Assuming that GB200s use 2GB die density, 480 GB of memory requires 240 dies. The number of DRAM dies that can be manufactured per wafer varies from several hundred to over a thousand, depending on the size of the die and the percentage lost to defects. An example 2GB LPDDR5X die is the Samsung K4L6E165YC, manufactured on Samsung's 1a process, which measures 7.50 mm × 6.26 mm = ~47 mm². A standard DRAM wafer is 300mm in diameter, with a usable area of ~70,686 mm². We can use the same calculation as above to find:

Source: Contrary Research, NVIDIA, TechInsights, Chip Log
This suggests that one GB200 Bianca Board at 480 GB or DRAM capacity requires 240 dies, or 20% of a typical memory wafer.
To recap, each GB200 contains:
Two Blackwell B200 GPUs, requiring around 30% of a wafer (15% each)
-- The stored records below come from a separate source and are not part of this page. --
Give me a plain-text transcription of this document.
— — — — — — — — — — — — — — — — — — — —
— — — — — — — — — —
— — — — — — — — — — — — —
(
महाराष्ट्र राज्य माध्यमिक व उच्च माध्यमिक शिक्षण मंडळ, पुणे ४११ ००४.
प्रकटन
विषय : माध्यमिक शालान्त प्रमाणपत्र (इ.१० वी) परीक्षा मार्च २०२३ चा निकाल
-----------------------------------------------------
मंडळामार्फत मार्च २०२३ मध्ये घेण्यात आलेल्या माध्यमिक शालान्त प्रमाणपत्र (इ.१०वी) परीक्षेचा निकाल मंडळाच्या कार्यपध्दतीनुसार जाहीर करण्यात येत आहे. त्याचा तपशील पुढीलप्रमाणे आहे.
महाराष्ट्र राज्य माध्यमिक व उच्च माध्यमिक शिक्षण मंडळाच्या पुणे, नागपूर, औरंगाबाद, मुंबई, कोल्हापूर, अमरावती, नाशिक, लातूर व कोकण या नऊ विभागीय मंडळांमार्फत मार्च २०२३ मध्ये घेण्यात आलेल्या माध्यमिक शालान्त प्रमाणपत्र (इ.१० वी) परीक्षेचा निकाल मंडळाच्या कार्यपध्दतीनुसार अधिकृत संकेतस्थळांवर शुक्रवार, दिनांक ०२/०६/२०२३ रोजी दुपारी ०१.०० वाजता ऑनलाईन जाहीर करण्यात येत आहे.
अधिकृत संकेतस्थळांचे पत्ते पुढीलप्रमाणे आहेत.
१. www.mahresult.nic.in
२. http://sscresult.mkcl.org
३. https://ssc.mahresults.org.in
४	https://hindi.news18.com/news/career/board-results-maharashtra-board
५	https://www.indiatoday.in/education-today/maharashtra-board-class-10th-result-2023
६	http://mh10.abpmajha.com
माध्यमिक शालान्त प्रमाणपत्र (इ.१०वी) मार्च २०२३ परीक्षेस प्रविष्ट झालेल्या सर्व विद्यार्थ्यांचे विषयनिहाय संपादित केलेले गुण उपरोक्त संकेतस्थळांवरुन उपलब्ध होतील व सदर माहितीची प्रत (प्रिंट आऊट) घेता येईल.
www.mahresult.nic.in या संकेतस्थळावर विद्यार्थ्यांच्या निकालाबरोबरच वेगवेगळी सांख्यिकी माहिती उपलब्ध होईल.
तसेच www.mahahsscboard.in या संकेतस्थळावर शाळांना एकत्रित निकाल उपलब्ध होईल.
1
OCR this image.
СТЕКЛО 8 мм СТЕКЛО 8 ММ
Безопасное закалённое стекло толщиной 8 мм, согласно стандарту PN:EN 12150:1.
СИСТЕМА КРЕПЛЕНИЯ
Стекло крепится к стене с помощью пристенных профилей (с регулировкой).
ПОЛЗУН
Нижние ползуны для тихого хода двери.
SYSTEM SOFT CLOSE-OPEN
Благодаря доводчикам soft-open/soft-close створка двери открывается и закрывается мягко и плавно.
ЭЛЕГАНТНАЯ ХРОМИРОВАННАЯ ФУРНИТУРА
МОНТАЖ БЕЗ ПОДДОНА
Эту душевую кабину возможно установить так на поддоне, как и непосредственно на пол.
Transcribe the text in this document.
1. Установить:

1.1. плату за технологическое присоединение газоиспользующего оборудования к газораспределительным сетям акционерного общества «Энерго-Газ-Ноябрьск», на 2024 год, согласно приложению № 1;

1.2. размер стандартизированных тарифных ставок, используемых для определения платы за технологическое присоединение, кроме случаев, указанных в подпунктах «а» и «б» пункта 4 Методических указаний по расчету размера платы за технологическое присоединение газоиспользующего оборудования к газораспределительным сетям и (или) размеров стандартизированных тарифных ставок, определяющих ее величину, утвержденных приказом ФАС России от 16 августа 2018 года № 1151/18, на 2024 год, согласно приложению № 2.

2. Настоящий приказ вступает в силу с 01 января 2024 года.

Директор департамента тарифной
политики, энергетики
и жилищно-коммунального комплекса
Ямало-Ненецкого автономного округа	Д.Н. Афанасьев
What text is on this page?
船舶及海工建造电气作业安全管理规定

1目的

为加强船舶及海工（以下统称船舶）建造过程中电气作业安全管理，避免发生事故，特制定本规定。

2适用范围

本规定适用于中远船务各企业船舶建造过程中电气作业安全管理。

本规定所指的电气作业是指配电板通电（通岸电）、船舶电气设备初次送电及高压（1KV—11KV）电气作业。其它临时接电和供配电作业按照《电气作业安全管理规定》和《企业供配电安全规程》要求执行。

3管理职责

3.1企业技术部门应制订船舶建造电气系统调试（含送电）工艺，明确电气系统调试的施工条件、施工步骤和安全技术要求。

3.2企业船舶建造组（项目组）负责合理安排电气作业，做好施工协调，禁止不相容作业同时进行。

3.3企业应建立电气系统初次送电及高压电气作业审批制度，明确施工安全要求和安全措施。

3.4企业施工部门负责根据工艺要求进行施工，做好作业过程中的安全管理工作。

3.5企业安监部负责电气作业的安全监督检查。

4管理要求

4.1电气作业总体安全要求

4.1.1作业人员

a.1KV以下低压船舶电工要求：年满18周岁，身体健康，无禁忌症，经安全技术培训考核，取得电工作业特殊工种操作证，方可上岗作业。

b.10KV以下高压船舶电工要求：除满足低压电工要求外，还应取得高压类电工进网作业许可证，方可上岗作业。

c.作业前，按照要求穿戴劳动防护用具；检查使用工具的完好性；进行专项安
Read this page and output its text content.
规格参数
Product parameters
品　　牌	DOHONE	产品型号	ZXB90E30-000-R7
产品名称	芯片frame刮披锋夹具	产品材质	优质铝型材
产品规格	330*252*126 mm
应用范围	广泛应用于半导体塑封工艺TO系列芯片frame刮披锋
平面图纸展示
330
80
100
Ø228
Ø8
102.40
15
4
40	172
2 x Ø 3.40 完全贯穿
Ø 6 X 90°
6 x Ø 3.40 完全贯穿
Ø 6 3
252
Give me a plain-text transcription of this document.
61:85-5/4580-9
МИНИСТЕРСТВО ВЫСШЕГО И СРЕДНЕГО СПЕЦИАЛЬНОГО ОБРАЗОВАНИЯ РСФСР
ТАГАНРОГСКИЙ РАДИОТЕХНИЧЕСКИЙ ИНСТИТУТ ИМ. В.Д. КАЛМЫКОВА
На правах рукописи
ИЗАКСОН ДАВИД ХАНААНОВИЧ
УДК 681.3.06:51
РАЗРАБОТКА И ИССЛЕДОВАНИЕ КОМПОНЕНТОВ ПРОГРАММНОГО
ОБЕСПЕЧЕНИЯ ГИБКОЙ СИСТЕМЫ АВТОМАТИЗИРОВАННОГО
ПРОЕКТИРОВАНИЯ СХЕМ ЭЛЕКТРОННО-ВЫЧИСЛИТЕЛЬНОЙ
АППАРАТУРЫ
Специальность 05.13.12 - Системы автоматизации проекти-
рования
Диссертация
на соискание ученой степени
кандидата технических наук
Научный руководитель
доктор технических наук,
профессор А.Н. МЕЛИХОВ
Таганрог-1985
480 GB of LPDDR5X capacity, requiring around 20% of a wafer
Estimates that Stargate clusters will require four to five million GPUs don’t clarify whether this number refers to GB200s (each of which has two GPUs on board) or individual GPUs. Some estimates have suggested that one million GB200s (so two million B200s) would require 3GW to power. NVIDIA says that the DGX GB200 NVL72 rack (which contains 36 GB200s, or 72 B200s) consumes 120 kW, including air cooling units. This suggests that a 10GW cluster would be comprised of three million GB200 Bianca Boards, or six million GPUs.

Source: Contrary Research
Assuming that OpenAI really will need three million GB200s, the total demand for memory wafers should be 6 million * (30% + 20%) = 3 million wafers. This is less than 30% of the 10.8 million wafers it’s planning to buy. This is, of course, a rough estimate: OpenAI could buy 900K wafers per month for more or less time than 12 months. The capacity or characteristics of the Stargate cluster could change.